«Она рассказала, что Сталин пришел в ярость, узнав, что она, „аполитичный“, редко печатающийся поэт… совершила такой тяжкий грех, как встречу с иностранцем, причем без официального на то разрешения, да еще и не просто с иностранцем, а с иностранцем из капиталистической страны, находящимся на службе у правительства. „Так к нашей монахине ходят иностранные шпионы“, — сказал он и продолжал в таком же тоне, употребляя такие слова, которые она не могла произнести… „Конечно, — продолжала она, — старик сбрендил. Люди, слышавшие, как он тогда ругался (а один из присутствовавших при этом мне это и рассказал), не сомневались, что это говорил человек, одержимый манией преследования“. На следующий день, как я покинул Ленинград, у входа в ее дом были поставлены охранники… Она знала, что за ней следят, и хотя официальная анафема последовала лишь несколько месяцев спустя, она относила происходившие с ней несчастья исключительно на счет сталинской паранойи. Когда она рассказывала мне обо всем в Оксфорде, она добавила, что, по ее мнению, именно с этой нашей тогдашней встречи началась холодная война и катастрофические перемены в мире…»
Встретившись в те же дни в Оксфорде с Вознесенским, Берлин (по словам поэта) «об Ахматовой гудел восхищенно и иронично»: «…И она считала, что тогда Сталин решил начать „холодную войну“. Из-за нас». Впрочем, обо всем, что касается поездки Ахматовой в Лондон, Андрей Андреевич пишет неожиданно коротко и нервно. Вдруг вспоминает, как Берлин съязвил о невозможности их с Ахматовой романтических отношений — «все равно что с мраморной статуей». И тут же совсем о другом: «О Ленине он сказал: „Он был объективно преступник, но субъективно он не был им“». И дальше — много еще о чем «гудел».
А как же главное событие, ради которого Ахматова приезжала? Заметил ли его Вознесенский? 4 июня Ахматова приехала в Оксфорд, в отеле «Рэндольф» ее ждал лучший номер. Назавтра, 5 июня, в Оксфордском университете прошла церемония облачения Анны Андреевны в академическую мантию и присвоения ей почетного звания доктора литературы. Вознесенского среди приехавших поздравить Ахматову не было.

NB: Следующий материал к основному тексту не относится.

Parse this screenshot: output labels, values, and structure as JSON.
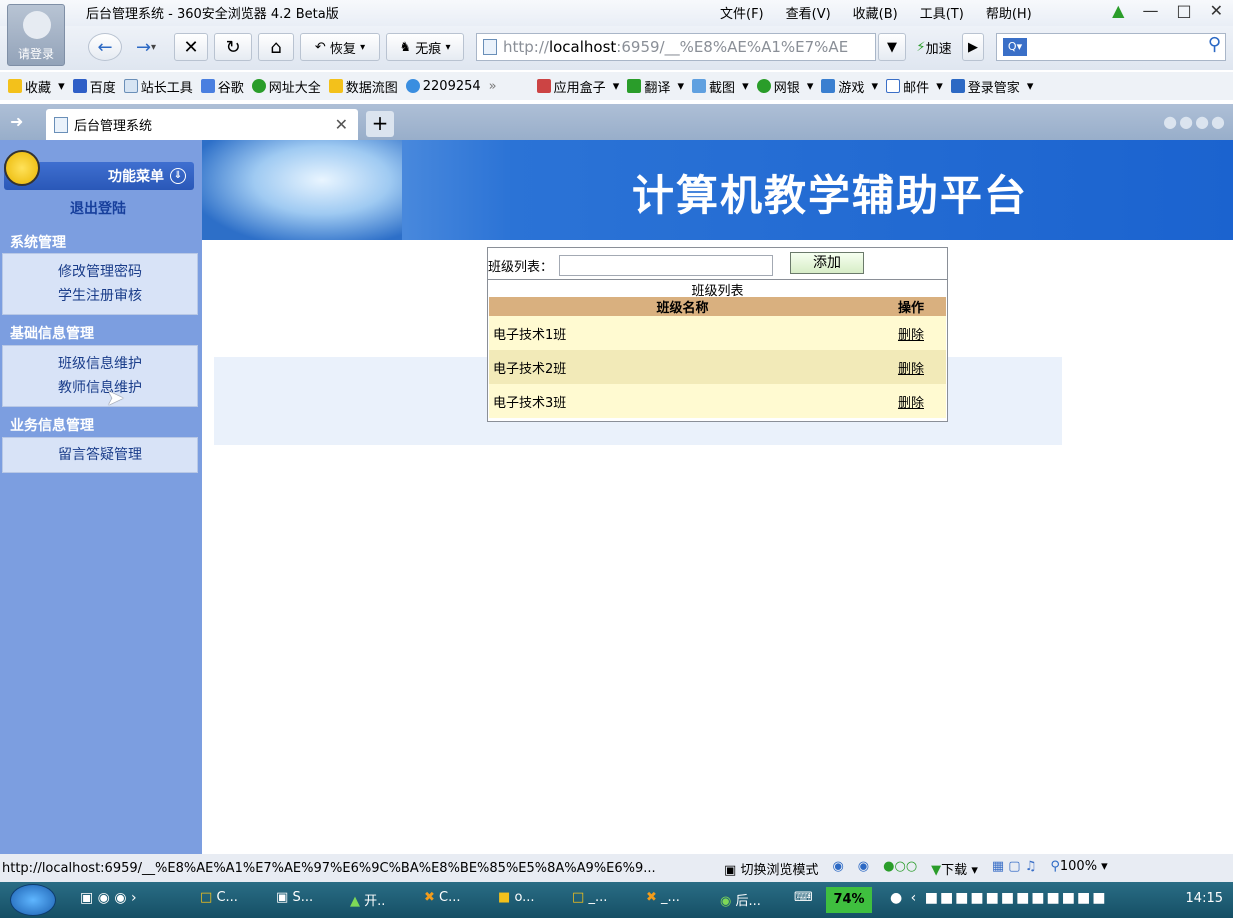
{
  "window": {
    "title": "后台管理系统 - 360安全浏览器 4.2 Beta版",
    "avatar_label": "请登录",
    "menu": [
      "文件(F)",
      "查看(V)",
      "收藏(B)",
      "工具(T)",
      "帮助(H)"
    ]
  },
  "nav": {
    "restore_label": "恢复",
    "private_label": "无痕",
    "address_gray": "http://",
    "address_host": "localhost",
    "address_rest": ":6959/__%E8%AE%A1%E7%AE",
    "accelerate_label": "加速"
  },
  "bookmarks": [
    "收藏",
    "百度",
    "站长工具",
    "谷歌",
    "网址大全",
    "数据流图",
    "2209254",
    "»",
    "应用盒子",
    "翻译",
    "截图",
    "网银",
    "游戏",
    "邮件",
    "登录管家"
  ],
  "tabs": [
    {
      "label": "后台管理系统"
    }
  ],
  "sidebar": {
    "header": "功能菜单",
    "logout": "退出登陆",
    "groups": [
      {
        "title": "系统管理",
        "items": [
          "修改管理密码",
          "学生注册审核"
        ]
      },
      {
        "title": "基础信息管理",
        "items": [
          "班级信息维护",
          "教师信息维护"
        ]
      },
      {
        "title": "业务信息管理",
        "items": [
          "留言答疑管理"
        ]
      }
    ]
  },
  "banner": {
    "title": "计算机教学辅助平台"
  },
  "panel": {
    "input_label": "班级列表：",
    "input_value": "",
    "add_label": "添加",
    "caption": "班级列表",
    "columns": [
      "班级名称",
      "操作"
    ],
    "rows": [
      {
        "name": "电子技术1班",
        "action": "删除"
      },
      {
        "name": "电子技术2班",
        "action": "删除"
      },
      {
        "name": "电子技术3班",
        "action": "删除"
      }
    ]
  },
  "status": {
    "url": "http://localhost:6959/__%E8%AE%A1%E7%AE%97%E6%9C%BA%E8%BE%85%E5%8A%A9%E6%9...",
    "switch_mode": "切换浏览模式",
    "download": "下载",
    "zoom": "100%"
  },
  "taskbar": {
    "items": [
      "C...",
      "S...",
      "开..",
      "C...",
      "o...",
      "_...",
      "_...",
      "后..."
    ],
    "battery": "74%",
    "clock": "14:15"
  }
}
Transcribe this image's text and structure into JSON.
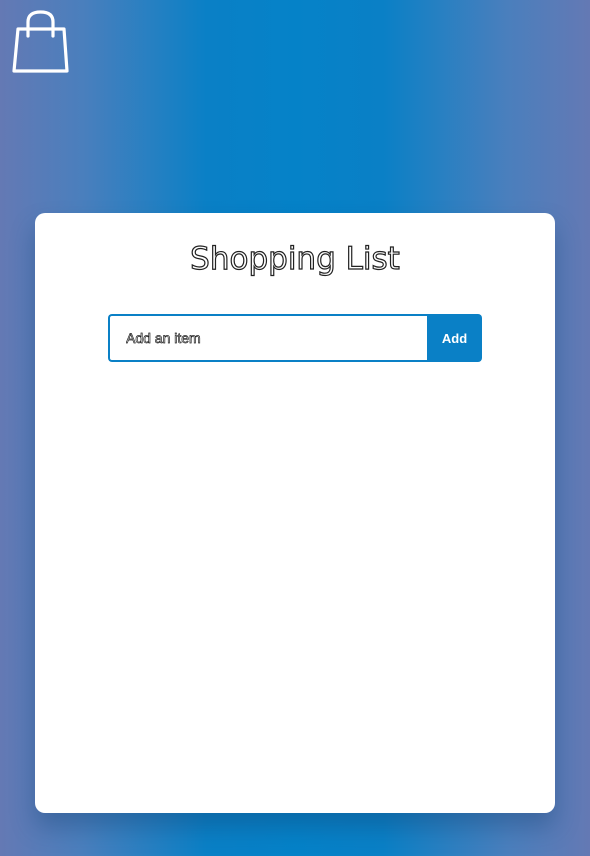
{
  "app": {
    "title": "Shopping List",
    "icon": "shopping-bag-icon"
  },
  "form": {
    "input_value": "",
    "input_placeholder": "Add an item",
    "add_label": "Add"
  },
  "items": [],
  "colors": {
    "accent": "#0a80c6",
    "card": "#ffffff",
    "background_edge": "#6479b4"
  }
}
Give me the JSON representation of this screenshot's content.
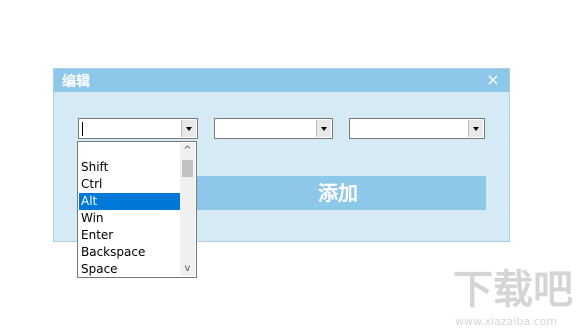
{
  "dialog": {
    "title": "编辑",
    "close_icon": "×",
    "add_button_label": "添加"
  },
  "combos": [
    {
      "value": ""
    },
    {
      "value": ""
    },
    {
      "value": ""
    }
  ],
  "dropdown": {
    "items": [
      "Shift",
      "Ctrl",
      "Alt",
      "Win",
      "Enter",
      "Backspace",
      "Space"
    ],
    "selected": "Alt"
  },
  "scrollbar": {
    "up_icon": "^",
    "down_icon": "v"
  },
  "watermark": {
    "text": "下载吧",
    "url": "www.xiazaiba.com"
  },
  "colors": {
    "titlebar": "#8ec8e8",
    "dialog_bg": "#d6eaf5",
    "selection": "#0078d7",
    "button": "#8ec8e8"
  }
}
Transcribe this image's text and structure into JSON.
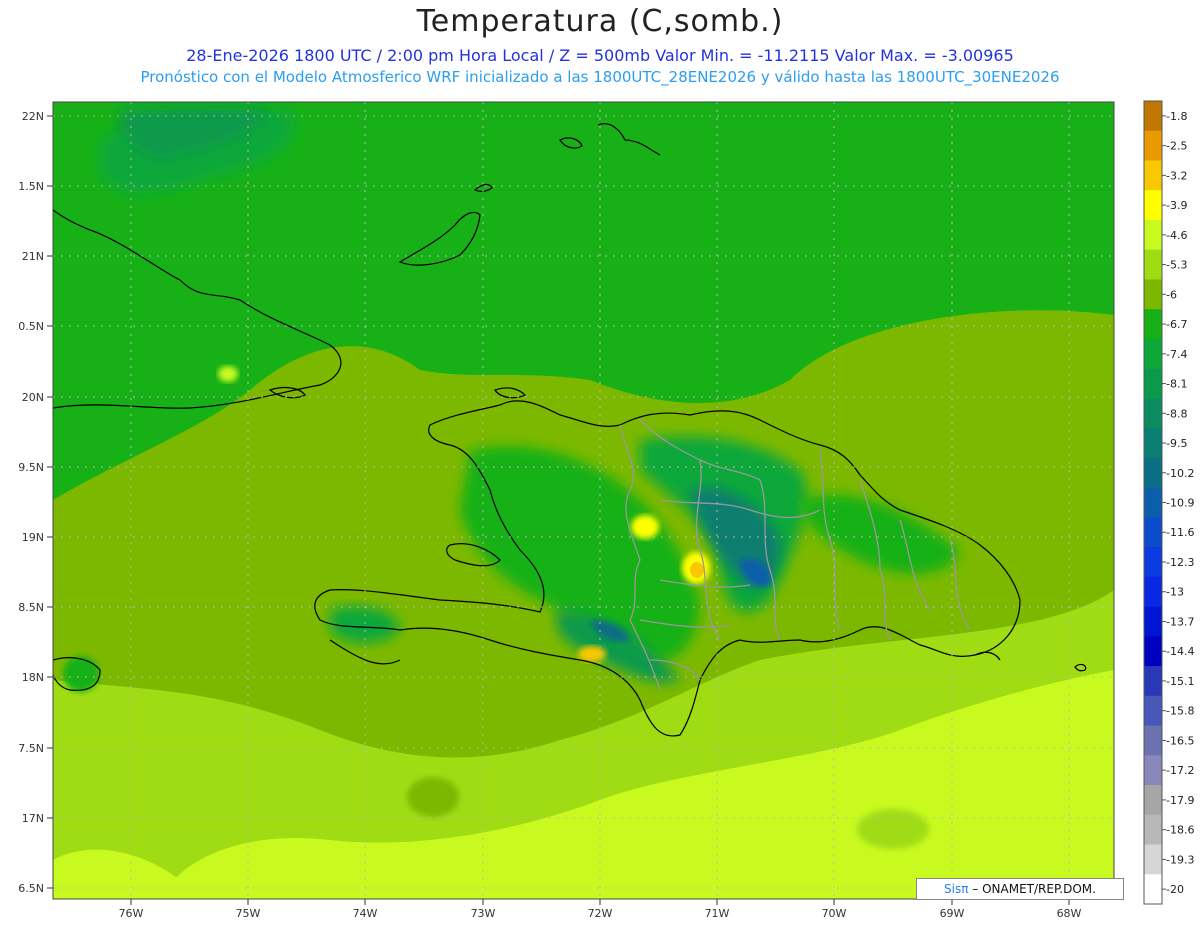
{
  "title": "Temperatura (C,somb.)",
  "subtitle_line1": "28-Ene-2026  1800 UTC / 2:00 pm Hora Local / Z = 500mb  Valor Min. = -11.2115  Valor Max. = -3.00965",
  "subtitle_line2": "Pronóstico con el Modelo Atmosferico WRF inicializado a las 1800UTC_28ENE2026 y válido hasta las  1800UTC_30ENE2026",
  "credit": {
    "logo": "Sisπ",
    "text": "– ONAMET/REP.DOM."
  },
  "map": {
    "lat_range": [
      16.4,
      22.1
    ],
    "lon_range": [
      -76.65,
      -67.6
    ],
    "lat_labels": [
      "22N",
      "1.5N",
      "21N",
      "0.5N",
      "20N",
      "9.5N",
      "19N",
      "8.5N",
      "18N",
      "7.5N",
      "17N",
      "6.5N"
    ],
    "lon_labels": [
      "76W",
      "75W",
      "74W",
      "73W",
      "72W",
      "71W",
      "70W",
      "69W",
      "68W"
    ],
    "grid": true
  },
  "legend": {
    "labels": [
      "-1.8",
      "-2.5",
      "-3.2",
      "-3.9",
      "-4.6",
      "-5.3",
      "-6",
      "-6.7",
      "-7.4",
      "-8.1",
      "-8.8",
      "-9.5",
      "-10.2",
      "-10.9",
      "-11.6",
      "-12.3",
      "-13",
      "-13.7",
      "-14.4",
      "-15.1",
      "-15.8",
      "-16.5",
      "-17.2",
      "-17.9",
      "-18.6",
      "-19.3",
      "-20"
    ],
    "colors": [
      "#c07800",
      "#e89a00",
      "#f8c800",
      "#ffff00",
      "#c8fa20",
      "#a0dc14",
      "#7cb800",
      "#17b117",
      "#0da83a",
      "#0a9a4c",
      "#0b8c60",
      "#0a7e70",
      "#0a6e84",
      "#0a5eaa",
      "#0a4ccc",
      "#0a3ae0",
      "#0a28e4",
      "#0014d4",
      "#0000c0",
      "#2838b8",
      "#4858b8",
      "#6a72b0",
      "#8a88ba",
      "#a6a6a6",
      "#b8b8b8",
      "#d6d6d6",
      "#ffffff"
    ]
  }
}
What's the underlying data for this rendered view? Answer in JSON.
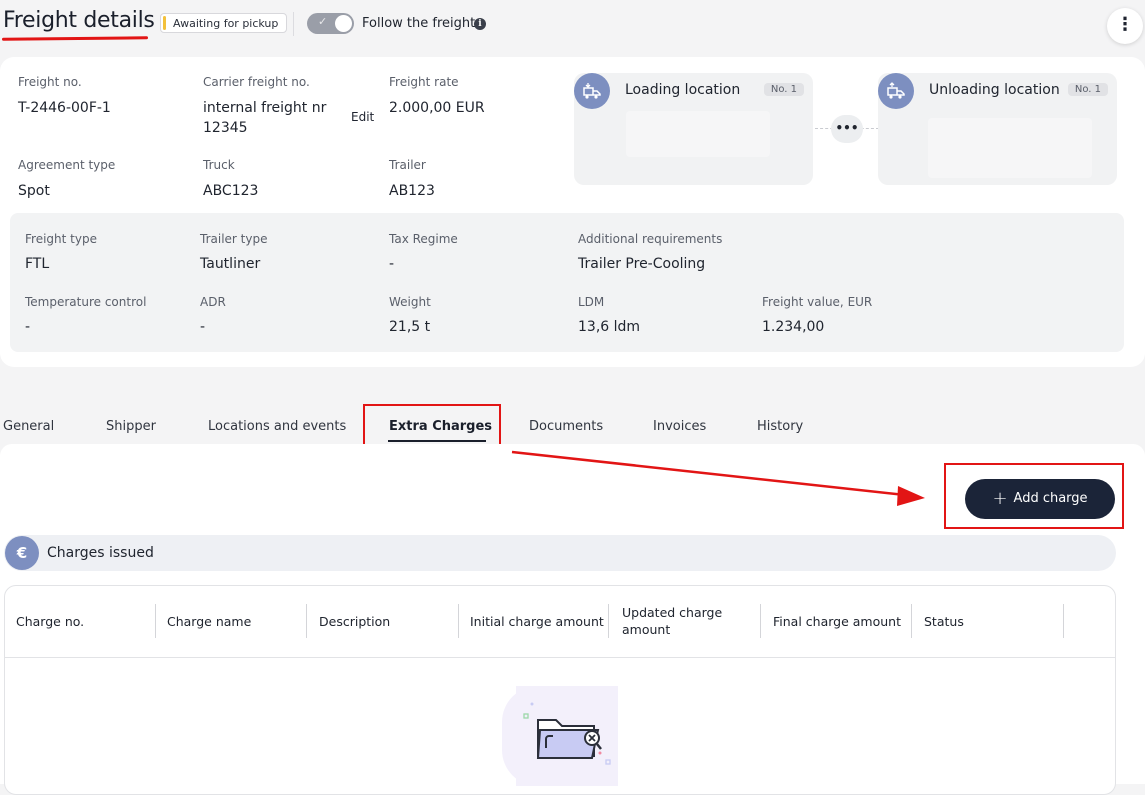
{
  "header": {
    "title": "Freight details",
    "status_badge": "Awaiting for pickup",
    "follow_label": "Follow the freight",
    "info_icon": "i",
    "kebab_icon": "⋮"
  },
  "details": {
    "freight_no_label": "Freight no.",
    "freight_no": "T-2446-00F-1",
    "carrier_label": "Carrier freight no.",
    "carrier_line1": "internal freight nr",
    "carrier_line2": "12345",
    "edit_label": "Edit",
    "rate_label": "Freight rate",
    "rate": "2.000,00 EUR",
    "agreement_label": "Agreement type",
    "agreement": "Spot",
    "truck_label": "Truck",
    "truck": "ABC123",
    "trailer_label": "Trailer",
    "trailer": "AB123"
  },
  "locations": {
    "loading": {
      "name": "Loading location",
      "no": "No. 1"
    },
    "unloading": {
      "name": "Unloading location",
      "no": "No. 1"
    },
    "more": "•••"
  },
  "specs": {
    "freight_type_label": "Freight type",
    "freight_type": "FTL",
    "trailer_type_label": "Trailer type",
    "trailer_type": "Tautliner",
    "tax_label": "Tax Regime",
    "tax": "-",
    "additional_label": "Additional requirements",
    "additional": "Trailer Pre-Cooling",
    "temp_label": "Temperature control",
    "temp": "-",
    "adr_label": "ADR",
    "adr": "-",
    "weight_label": "Weight",
    "weight": "21,5 t",
    "ldm_label": "LDM",
    "ldm": "13,6 ldm",
    "value_label": "Freight value, EUR",
    "value": "1.234,00"
  },
  "tabs": [
    {
      "label": "General"
    },
    {
      "label": "Shipper"
    },
    {
      "label": "Locations and events"
    },
    {
      "label": "Extra Charges",
      "active": true
    },
    {
      "label": "Documents"
    },
    {
      "label": "Invoices"
    },
    {
      "label": "History"
    }
  ],
  "charges": {
    "add_button": "Add charge",
    "section_title": "Charges issued",
    "columns": [
      "Charge no.",
      "Charge name",
      "Description",
      "Initial charge amount",
      "Updated charge amount",
      "Final charge amount",
      "Status"
    ]
  },
  "colors": {
    "accent": "#7d8fc0",
    "primary_button": "#1b2438",
    "annotation_red": "#e21515",
    "badge_yellow": "#f3c13b"
  }
}
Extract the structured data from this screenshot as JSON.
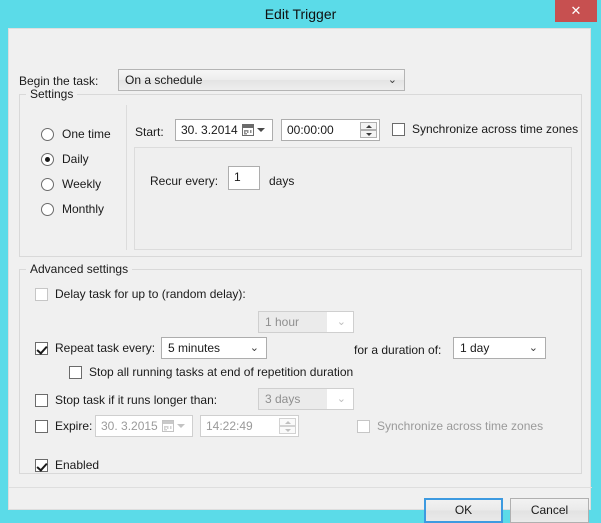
{
  "window": {
    "title": "Edit Trigger",
    "close_label": "✕"
  },
  "begin_task": {
    "label": "Begin the task:",
    "value": "On a schedule",
    "chevron": "⌄"
  },
  "settings": {
    "title": "Settings",
    "schedule_options": [
      {
        "label": "One time",
        "selected": false
      },
      {
        "label": "Daily",
        "selected": true
      },
      {
        "label": "Weekly",
        "selected": false
      },
      {
        "label": "Monthly",
        "selected": false
      }
    ],
    "start_label": "Start:",
    "start_date": "30. 3.2014",
    "start_time": "00:00:00",
    "sync_timezones_label": "Synchronize across time zones",
    "sync_timezones_checked": false,
    "recur_label": "Recur every:",
    "recur_value": "1",
    "recur_unit": "days"
  },
  "advanced": {
    "title": "Advanced settings",
    "delay_label": "Delay task for up to (random delay):",
    "delay_checked": false,
    "delay_value": "1 hour",
    "repeat_label": "Repeat task every:",
    "repeat_checked": true,
    "repeat_value": "5 minutes",
    "duration_label": "for a duration of:",
    "duration_value": "1 day",
    "stop_all_label": "Stop all running tasks at end of repetition duration",
    "stop_all_checked": false,
    "stop_longer_label": "Stop task if it runs longer than:",
    "stop_longer_checked": false,
    "stop_longer_value": "3 days",
    "expire_label": "Expire:",
    "expire_checked": false,
    "expire_date": "30. 3.2015",
    "expire_time": "14:22:49",
    "expire_sync_label": "Synchronize across time zones",
    "expire_sync_checked": false,
    "enabled_label": "Enabled",
    "enabled_checked": true,
    "chevron": "⌄"
  },
  "footer": {
    "ok_label": "OK",
    "cancel_label": "Cancel"
  },
  "colors": {
    "desktop": "#5bdbe8",
    "dialog": "#f0f0f0",
    "close_button": "#c75050",
    "focus_border": "#3d9ae0"
  }
}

Это само по себе казалось и кажется странным — такое вдруг «невнимание» Вознесенского. За полгода до того, в конце 1964-го, в Сицилии Ахматову наградили литературной премией «Этна Таормина». Теперь — Оксфорд, после многих лет, когда не издавались ее книги, когда о заграницах и речи не могло идти. Ахматовой было уже 75 лет, жить ей оставалось, как знаем теперь, меньше года. Все эти события были для нее волнительны. И такое равнодушие абсолютно не похоже было на Вознесенского, относившегося с почтением к великим именам Серебряного века, к тем, наконец, кто был близок к Пастернаку. Поздравить Ахматову, к слову, приехали и жившие в Лондоне сестры Бориса Леонидовича, Жозефина и Лидия. Вот так вдруг «не заметить» торжества — это не про Вознесенского, признававшегося искренне: «Для меня Ахматова была Богом. Единственной в этой ипостаси особой женского пола. „Четки“ я знал наизусть». Да, он честно добавлял к этому: «но ближе, „моей“ была Цветаева». Однако не близость же Цветаевой помешала ему приехать в Оксфорд… Так — что? Попробуем понять.
Любопытный факт: Аркадий Райкин, так совпало, приехал тогда в Лондон со своим театром и, узнав об Ахматовой, немедленно отправился с женой Ромой (Руфью) в Оксфорд. Они и оказались единственными (не считая сотрудников посольства) советскими гостями церемонии. Как и что там происходило — Райкин подробно описал в воспоминаниях. Ахматовой позволили два исключения из незыблемых правил. Не надевать к мантии шапочку — «она сочла, что этот головной убор ей не к лицу». И не подниматься по ступенькам, не преклонять колени перед ректором — учитывая возраст поэта, ректор сам сошел к ней и вручил диплом.